New Insights Into Restless Legs Syndrome

For the millions who suffer from Restless Legs Syndrome, sleep can be exceedingly difficult and disrupted. RLS is a neurological disorder and a sleep disorder, a condition that causes tingling, twitching, “creepy-crawly” feelings in the legs. These uncomfortable sensations bring about an often-urgent need to move the legs. The symptoms of RLS are most often felt when a person is lying still for a period of time, and are frequently experienced at bedtime. People with RLS commonly experience symptoms of insomnia—difficulty falling asleep and staying asleep. Medications for RLS can be successful in alleviating the twitching and tingling sensations in the lower body, but very often the insomnia symptoms remain, leaving people with RLS coping with chronic sleep problems even after the other RLS symptoms have disappeared.

This is just one of the puzzling aspects of RLS, a condition that has proved mysterious and difficult to understand, diagnose, and treat. But new research may have delivered important new insight into how RLS works in the body, and why sleep problems can stubbornly persist even after successful treatment for tingling, twitching legs.

Researchers at Johns Hopkins University School of Medicine investigated the relationship between brain chemistry and sleep among patients with RLS. They discovered abnormally high levels of a brain chemical involved in stimulating arousal. The brain chemical glutamate is an important neurotransmitter that arouses both the brain and the central nervous system. Researchers found elevated levels of glutamate present in the brains of patients with RLS. Abnormal levels of glutamate may help explain why RLS patients continue to have trouble sleeping, even after other medications have quieted the disruptive sensations in their legs.

Researchers evaluated 48 adults, including 28 patients with RLS and 20 subjects without the condition. Those with RLS had experienced symptoms of the condition for at least 6 months, on 6 or 7 nights per week. Researchers first measured glutamate levels in the brain using MRI. They then spent two days measuring participants’ sleep. They found significantly higher levels of glutamate among RLS patients than in those without the condition. Among the RLS patients in the study, those with higher levels of glutamate experienced more severely disrupted sleep.

This was a small study, and we’ll need to see follow-up research on a larger scale to confirm and further establish the role of glutamate in RLS. But these findings could represent an important step forward in our understanding of RLS. What’s more, this new information could bring about significant changes in treatment of the condition.

Previous research and treatment for RLS has focused on another of the brain’s neurotransmitters: dopamine. Dopamine plays an important role in muscle activity and body movement, and dopamine deficiency can result in involuntary muscle movement. Several drug treatments for RLS involve raising levels of dopamine, in order to soothe the involuntary twinges and intense urges to move the legs. But these drugs have not been successful in improving RLS patients’ sleep.

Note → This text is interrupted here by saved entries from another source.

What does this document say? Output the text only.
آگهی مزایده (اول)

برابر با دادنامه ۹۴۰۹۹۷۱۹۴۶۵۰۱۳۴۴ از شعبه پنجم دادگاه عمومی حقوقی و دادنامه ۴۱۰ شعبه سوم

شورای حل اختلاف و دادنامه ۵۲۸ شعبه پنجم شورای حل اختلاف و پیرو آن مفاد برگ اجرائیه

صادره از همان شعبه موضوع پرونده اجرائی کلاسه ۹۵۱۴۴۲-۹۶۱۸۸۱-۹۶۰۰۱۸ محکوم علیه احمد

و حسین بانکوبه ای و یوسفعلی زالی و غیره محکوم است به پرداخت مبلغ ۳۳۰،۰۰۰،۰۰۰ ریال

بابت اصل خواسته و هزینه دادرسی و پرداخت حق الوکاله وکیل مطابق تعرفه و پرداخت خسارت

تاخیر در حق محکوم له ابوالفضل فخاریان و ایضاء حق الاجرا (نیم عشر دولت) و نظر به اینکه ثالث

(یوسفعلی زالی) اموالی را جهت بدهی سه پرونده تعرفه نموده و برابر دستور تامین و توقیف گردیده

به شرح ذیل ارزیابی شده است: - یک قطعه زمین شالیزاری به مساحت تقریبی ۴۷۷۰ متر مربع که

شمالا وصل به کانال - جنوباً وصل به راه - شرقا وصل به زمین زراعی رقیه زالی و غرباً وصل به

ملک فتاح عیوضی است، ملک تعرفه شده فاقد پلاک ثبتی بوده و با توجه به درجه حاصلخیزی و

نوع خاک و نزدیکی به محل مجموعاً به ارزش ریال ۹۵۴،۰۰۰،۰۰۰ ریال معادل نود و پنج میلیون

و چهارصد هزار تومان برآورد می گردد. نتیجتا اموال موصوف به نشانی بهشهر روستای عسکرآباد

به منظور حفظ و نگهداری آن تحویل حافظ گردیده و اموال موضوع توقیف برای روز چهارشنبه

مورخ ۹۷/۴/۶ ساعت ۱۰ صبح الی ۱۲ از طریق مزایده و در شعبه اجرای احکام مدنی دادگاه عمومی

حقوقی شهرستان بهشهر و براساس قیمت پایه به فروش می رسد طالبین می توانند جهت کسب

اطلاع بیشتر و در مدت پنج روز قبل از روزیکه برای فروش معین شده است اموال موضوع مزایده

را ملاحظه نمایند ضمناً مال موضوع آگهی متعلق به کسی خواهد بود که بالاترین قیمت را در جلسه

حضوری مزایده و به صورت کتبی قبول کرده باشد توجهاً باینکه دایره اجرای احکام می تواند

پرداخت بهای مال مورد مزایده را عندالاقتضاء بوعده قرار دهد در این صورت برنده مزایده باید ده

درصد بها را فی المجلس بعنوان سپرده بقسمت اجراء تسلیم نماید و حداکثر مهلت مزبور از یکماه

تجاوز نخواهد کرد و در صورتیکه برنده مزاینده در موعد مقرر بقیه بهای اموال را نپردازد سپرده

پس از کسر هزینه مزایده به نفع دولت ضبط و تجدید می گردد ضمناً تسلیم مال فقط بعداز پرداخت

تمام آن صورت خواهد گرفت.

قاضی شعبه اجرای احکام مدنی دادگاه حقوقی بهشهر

This new research may deliver an important piece of information to the RLS-sleep puzzle. High levels of glutamate in patients with RLS may be preventing these patients from sleeping well, a problem that is not currently being addressed by the array of dopamine-related medications being used to treat other symptoms of the condition.

As many as 10% of adults in the U.S. suffer from RLS, according to the National Sleep Foundation. RLS is a condition that very often goes undiagnosed or misdiagnosed. RLS can often be misdiagnosed as another sleep disorder or another neurological disorder, or a muscular disorder. Depression is another common misdiagnosis for RLS. Research shows a strong association between depression and RLS. People with RLS appear to be at a significantly elevated risk for depression. The poor sleep experienced by so many RLS patients may play a role in their increased risk for depression. In addition to chronic sleep problems and depression, patients with RLS also appear to be at elevated risk for other serious health conditions, including hypertension and coronary heart disease. The cause of RLS is not known, but the condition does run in families, and recent research has shown evidence of a genetic link.

This latest research is exciting, with the potential to transform our understanding of RLS. There are many steps still to take, and questions to be explored and answered, before we know what changes are best made to the way we treat RLS. But for a condition that has often confounded experts, and caused such discomfort, disruption, and sleeplessness to so many patients, this study brings both welcome and encouraging news.